Winner of BOA bid to be announced in November

Najla Moussa
5 Min Read

Privatization process aimed at banking continues

CAIRO: Thirteen European, Arab and Egyptian financial institutions are expected to submit their technical valuation for buying a 75 percent to 80 percent stake in Bank of Alexandria (BOA) by the end of the first week in July. They will also submit their preliminary financial bids to the Central Bank of Egypt (CBE) in four to six weeks time. Accordingly, bidders will be short-listed and the winner will be announced by the end of next November.

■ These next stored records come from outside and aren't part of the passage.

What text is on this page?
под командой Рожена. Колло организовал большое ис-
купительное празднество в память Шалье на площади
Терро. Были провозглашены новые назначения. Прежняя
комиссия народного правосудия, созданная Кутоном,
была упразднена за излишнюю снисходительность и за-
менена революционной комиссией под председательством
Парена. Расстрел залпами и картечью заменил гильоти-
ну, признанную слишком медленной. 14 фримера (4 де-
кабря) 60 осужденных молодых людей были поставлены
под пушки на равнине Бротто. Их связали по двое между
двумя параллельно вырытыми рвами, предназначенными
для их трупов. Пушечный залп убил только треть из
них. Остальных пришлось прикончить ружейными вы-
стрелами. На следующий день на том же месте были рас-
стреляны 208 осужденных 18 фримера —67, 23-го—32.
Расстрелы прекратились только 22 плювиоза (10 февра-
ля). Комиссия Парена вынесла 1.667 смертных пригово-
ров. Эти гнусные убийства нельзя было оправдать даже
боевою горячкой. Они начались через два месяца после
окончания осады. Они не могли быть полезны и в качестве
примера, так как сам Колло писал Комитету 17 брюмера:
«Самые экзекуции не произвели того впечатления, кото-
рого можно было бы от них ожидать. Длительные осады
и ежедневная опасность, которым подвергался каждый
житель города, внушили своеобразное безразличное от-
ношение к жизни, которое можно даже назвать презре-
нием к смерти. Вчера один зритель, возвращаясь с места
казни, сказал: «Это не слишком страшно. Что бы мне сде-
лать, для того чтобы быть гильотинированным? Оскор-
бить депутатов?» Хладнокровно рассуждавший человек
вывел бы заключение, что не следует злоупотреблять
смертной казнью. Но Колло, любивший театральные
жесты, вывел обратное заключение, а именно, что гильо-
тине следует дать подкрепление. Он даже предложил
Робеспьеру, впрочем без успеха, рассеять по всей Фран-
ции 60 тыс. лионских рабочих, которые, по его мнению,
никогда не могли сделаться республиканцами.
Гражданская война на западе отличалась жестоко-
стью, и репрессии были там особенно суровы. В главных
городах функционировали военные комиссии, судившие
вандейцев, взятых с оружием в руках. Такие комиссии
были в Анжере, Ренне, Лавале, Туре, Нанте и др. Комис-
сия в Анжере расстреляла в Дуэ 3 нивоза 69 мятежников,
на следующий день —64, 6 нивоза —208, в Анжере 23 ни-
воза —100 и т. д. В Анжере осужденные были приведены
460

Currently, the banking sector is at the center of the new government’s reform agenda and is expected to witness further privatization as part of a five-year reform plan for the banking industry that began two years ago, according to an Egypt National Investment Reform Agenda workshop that was held in May 2006. The overhaul of the banking industry, which represents around 80 to 90 percent of the total Egyptian financial sector, is due to the fact that the industry is not performing as efficiently as it could. Profitability has been about 0.5 percent on assets over the last years; non-performing loans officially exceeded 20 percent of total loans in 2004 and less than two thirds are provisioned.

To date, while the state’s shareholdings in 12 out of 17 joint venture banks have been sold, including 33.8 percent in Egyptian American Bank (EAB) and a sale of MIBank, the privatization of the banking sector has been slower than the overall progress of the privatization process.

The sale of state-owned banks was first forecast for 1998, when the banking industry was dominated by four state-owned banks that accounted for 80 percent of commercial deposits in the country. Yet, as of 2005, more than 60 percent of the market was controlled by the state, through direct ownership or participation.

The government’s plan was to privatize 38 joint venture banks, sell BOA, as one of the four state owned banks, and therefore force the country’s weak banks to be taken over by stronger institutions.

In the history of bank privatization in Egypt, the planned sale of BOA is one of the most significant in banking reform. As of 2005, BOA became the fourth largest commercial bank in Egypt when measured by total assets and customer deposits. As of February 2006, under International Financial Reporting Standards, BOA recorded total assets of $6.9 billion, customer loans of $1.4 billion, customer deposits of $5.4 billion and shareholders’ equity of $0.8 billion. Given these figures, the recent positive performance of the bank has garnered high interest in the sale from both domestic and foreign institutions.

According to the Ministry of Investment, which is co-coordinating the sale of the bank, and being advised by Citigroup Corporate and Investment Banking, proceeds from the sale will be used to settle public sector debts worth LE 19.2 billion to the National Bank of Egypt, Banque Misr and Banque du Caire.

A dividend of LE 2 billion will be paid to the bank’s existing shareholders in April 2006. Also, 5 percent of BOA’s share capital will be available to the bank’s employees as part of the privatization process. Furthermore, any residual shareholding (15-20 percent) in the bank will be sold by way of an initial public offering on the Cairo and Alexandria Stock Exchange (CASE) once the sale has gone through.

Among the European bidders are HSBC, BNP Paribas, National Bank of Greece and ABN Amro. Among the Arab banks bidding, are the Arab Bank, Bank of Mashreque, Kuwaiti Commercial Bank, and CIB from Egypt.

According to the Ministry of Investment, those banks wishing to qualify must fulfill certain criteria established by both CBE, as the regulator of the Egyptian banking sector, and the ministry.

According to CBE and the ministry, a prospective bidder must be an established financial institution, possess a commercial banking license and have sufficient resources and expertise to ensure that the bank is financially and commercially strong post privatization. Parties that wish to bid as a consortium should note that a consortium must include one member who is a “qualifying purchaser, a third party that intends to acquire a shareholding in excess of 51 percent of the shares in the bank.